According to the anti-profiteering laws in India, businesses have to pass on the benefit of tax cuts
as well as tax rebates to consumers. But the businesses often increase prices to commensurate
with the reduced taxes due to the free nature of the market.
Also, there are no explicit guidelines for companies which they are required to follow so that the
benefit of tax rebates and rate reductions on raw materials are passed on to consumers at the
right measure across all final products. As a result, the NAA is witnessing a large number of
complaints related to overcharging.

HSN Code or SAC


Among industry classification systems, Harmonized System (HS) Codes are commonly used
throughout the export process for goods.
The Harmonized System is a standardized numerical method of classifying traded
products.
It is used by customs authorities around the world to identify products when assessing
duties and taxes and for gathering statistics.

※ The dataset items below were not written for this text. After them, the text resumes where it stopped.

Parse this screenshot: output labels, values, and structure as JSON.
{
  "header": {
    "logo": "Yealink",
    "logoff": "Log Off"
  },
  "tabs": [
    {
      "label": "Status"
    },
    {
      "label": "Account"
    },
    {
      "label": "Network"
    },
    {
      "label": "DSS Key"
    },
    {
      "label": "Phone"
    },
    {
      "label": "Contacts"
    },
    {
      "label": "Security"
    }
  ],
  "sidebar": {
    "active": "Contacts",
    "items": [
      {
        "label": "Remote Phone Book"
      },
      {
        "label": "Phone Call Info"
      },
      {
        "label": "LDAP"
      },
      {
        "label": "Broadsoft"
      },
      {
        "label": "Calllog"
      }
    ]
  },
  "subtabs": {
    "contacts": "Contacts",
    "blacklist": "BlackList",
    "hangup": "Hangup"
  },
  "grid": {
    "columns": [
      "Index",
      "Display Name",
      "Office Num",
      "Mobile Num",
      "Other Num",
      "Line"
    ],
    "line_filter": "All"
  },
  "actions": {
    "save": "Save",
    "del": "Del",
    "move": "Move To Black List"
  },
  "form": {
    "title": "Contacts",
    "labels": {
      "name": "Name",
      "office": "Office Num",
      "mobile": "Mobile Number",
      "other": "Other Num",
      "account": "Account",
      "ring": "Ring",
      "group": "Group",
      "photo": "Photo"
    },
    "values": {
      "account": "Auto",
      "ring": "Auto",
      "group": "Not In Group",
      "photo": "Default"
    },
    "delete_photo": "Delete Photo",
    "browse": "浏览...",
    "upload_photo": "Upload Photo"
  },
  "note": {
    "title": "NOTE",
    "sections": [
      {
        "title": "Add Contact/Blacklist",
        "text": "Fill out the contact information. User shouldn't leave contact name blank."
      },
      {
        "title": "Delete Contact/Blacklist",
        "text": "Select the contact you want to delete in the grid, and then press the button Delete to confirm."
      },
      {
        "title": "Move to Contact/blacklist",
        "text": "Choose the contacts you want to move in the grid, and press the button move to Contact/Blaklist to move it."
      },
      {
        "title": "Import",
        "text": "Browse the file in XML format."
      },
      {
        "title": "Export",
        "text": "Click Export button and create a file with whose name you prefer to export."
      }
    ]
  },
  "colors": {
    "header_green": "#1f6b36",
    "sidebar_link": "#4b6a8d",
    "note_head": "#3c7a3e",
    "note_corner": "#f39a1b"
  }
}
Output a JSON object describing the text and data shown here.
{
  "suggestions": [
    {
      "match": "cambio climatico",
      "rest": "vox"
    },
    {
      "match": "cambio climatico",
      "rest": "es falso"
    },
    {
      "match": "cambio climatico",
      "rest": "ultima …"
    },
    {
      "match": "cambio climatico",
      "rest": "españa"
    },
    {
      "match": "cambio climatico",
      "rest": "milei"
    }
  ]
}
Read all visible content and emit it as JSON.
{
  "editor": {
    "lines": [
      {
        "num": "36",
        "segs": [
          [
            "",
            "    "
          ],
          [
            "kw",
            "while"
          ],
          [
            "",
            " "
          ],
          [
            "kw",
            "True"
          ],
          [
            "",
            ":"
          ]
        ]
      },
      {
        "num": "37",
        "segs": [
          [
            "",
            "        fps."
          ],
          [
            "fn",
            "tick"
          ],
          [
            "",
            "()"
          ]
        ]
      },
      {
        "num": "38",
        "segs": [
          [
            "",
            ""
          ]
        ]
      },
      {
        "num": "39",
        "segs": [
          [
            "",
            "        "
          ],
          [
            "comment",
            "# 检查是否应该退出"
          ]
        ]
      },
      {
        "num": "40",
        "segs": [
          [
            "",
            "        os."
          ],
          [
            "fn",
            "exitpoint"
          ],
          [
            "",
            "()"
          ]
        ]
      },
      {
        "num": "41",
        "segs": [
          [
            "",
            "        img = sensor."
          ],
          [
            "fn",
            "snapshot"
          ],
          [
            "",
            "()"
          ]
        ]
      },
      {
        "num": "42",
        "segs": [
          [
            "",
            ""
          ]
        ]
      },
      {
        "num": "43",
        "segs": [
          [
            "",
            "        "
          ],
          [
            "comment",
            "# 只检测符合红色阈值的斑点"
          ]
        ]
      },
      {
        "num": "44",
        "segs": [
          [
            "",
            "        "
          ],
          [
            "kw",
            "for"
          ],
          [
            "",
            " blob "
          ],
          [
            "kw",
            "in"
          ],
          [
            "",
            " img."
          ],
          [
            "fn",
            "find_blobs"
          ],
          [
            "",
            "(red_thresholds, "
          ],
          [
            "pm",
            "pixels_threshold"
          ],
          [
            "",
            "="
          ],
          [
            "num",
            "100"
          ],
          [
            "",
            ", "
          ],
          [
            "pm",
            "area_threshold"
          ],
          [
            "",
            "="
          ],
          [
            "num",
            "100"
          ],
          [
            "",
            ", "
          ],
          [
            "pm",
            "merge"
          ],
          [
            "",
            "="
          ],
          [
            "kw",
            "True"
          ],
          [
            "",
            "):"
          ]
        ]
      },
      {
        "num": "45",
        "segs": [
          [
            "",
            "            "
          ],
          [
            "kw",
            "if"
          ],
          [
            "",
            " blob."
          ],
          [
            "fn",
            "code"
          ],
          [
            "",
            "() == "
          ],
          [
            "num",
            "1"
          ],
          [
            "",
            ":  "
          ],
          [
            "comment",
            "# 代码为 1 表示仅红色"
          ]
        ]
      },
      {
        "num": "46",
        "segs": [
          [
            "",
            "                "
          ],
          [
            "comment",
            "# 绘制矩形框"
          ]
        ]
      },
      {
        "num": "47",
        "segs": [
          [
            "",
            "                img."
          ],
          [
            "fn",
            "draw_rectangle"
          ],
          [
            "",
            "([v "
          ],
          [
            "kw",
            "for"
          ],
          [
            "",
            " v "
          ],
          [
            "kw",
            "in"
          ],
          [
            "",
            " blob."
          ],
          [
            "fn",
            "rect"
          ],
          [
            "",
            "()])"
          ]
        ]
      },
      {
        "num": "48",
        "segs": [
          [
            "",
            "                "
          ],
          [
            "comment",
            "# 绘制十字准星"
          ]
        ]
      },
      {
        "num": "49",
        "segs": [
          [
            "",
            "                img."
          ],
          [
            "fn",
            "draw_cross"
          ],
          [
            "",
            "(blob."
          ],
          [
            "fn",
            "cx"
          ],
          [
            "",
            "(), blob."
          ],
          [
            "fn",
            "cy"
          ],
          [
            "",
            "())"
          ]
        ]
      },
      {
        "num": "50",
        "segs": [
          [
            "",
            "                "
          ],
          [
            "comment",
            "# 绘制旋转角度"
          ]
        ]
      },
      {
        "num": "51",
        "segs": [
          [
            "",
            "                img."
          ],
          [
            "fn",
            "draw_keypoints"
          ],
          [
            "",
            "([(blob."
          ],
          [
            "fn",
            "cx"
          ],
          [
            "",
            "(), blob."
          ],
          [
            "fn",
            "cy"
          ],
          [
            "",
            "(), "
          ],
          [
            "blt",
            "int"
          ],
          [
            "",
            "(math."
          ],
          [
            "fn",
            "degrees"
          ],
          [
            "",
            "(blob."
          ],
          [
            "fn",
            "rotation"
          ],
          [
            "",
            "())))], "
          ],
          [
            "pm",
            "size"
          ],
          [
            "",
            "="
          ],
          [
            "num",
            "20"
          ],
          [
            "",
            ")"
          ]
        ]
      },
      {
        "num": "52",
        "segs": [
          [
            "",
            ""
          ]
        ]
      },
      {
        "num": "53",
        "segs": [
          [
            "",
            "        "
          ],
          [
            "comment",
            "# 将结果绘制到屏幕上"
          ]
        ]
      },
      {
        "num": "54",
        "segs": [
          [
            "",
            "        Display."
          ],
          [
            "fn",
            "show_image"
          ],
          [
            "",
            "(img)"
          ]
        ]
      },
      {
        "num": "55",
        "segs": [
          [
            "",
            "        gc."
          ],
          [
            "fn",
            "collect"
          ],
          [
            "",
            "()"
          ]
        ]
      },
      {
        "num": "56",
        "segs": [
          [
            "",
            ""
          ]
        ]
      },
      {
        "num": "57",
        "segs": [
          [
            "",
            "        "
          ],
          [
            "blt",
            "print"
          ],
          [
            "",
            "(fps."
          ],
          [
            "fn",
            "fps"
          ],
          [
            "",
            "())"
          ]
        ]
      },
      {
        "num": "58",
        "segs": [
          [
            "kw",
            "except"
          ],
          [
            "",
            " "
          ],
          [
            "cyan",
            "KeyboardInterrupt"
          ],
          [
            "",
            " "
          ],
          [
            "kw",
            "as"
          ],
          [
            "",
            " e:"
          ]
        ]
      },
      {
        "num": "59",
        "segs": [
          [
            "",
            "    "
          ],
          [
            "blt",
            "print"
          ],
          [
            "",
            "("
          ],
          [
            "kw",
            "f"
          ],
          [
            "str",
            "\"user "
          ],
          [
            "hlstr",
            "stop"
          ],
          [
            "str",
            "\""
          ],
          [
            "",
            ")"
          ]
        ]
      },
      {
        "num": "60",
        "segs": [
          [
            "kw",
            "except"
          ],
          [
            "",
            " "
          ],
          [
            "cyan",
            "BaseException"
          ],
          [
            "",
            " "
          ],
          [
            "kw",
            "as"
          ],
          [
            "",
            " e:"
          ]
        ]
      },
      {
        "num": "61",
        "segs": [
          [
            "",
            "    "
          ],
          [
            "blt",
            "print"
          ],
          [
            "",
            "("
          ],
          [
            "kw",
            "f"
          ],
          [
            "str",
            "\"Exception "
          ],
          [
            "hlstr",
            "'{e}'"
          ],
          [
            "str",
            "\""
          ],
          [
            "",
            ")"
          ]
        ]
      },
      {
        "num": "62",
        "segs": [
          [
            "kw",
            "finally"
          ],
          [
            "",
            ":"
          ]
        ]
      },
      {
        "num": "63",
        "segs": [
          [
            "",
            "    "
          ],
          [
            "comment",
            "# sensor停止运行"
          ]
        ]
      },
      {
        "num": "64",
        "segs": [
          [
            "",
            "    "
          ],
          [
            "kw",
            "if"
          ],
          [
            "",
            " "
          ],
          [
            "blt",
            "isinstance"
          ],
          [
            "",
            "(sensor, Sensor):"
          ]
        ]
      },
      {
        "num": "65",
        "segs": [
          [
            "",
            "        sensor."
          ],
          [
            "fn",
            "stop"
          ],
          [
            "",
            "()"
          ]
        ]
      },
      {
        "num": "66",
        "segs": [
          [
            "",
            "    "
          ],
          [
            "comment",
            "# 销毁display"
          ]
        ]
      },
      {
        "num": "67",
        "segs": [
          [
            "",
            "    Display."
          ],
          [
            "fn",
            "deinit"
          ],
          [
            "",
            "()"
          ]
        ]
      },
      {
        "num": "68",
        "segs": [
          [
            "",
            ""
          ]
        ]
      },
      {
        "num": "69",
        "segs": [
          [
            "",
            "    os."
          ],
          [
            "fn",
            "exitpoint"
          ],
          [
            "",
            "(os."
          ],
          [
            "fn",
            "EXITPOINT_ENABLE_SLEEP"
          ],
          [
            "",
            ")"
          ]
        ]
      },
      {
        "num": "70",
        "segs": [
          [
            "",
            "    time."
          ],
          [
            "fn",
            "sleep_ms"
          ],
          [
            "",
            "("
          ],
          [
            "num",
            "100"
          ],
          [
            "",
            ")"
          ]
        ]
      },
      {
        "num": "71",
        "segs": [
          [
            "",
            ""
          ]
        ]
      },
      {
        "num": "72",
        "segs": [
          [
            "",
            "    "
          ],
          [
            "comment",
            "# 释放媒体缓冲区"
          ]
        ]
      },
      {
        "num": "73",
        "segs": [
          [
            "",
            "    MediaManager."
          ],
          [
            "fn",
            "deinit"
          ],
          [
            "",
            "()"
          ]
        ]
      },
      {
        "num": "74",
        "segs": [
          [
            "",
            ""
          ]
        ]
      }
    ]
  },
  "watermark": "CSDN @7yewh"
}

The HS is administrated by the World Customs Organization (WCO) and is updated every
five years.
It serves as the foundation for the import and export classification systems used in the
United States and by many trading partners.
The HS assigns specific six-digit codes for varying classifications and commodities.
Countries are allowed to add longer codes to the first six digits for further classification.
What is SAC?
Service Accounting Code is similar to the International HSN codes adopted by other
countries across world.
Similarly in GST the applicability of Service Accounting Codes have been defined for
identifying the applicability of the respective tax rates to the services.
What is the difference between SAC and HSN code?
HSN means Harmonized System of Nomenclature used for classifying goods under GST i.e.
Goods and Services Tax.
On the other hand the SAC means the Service Accounting Code under which services are
classified as per their inclusions in GST law.
How many digits in SAC code?
The SAC code is a 6 digit number contrary to the 8 digit HSN code.
The same is required to be mentioned in the GST invoices and GST returns.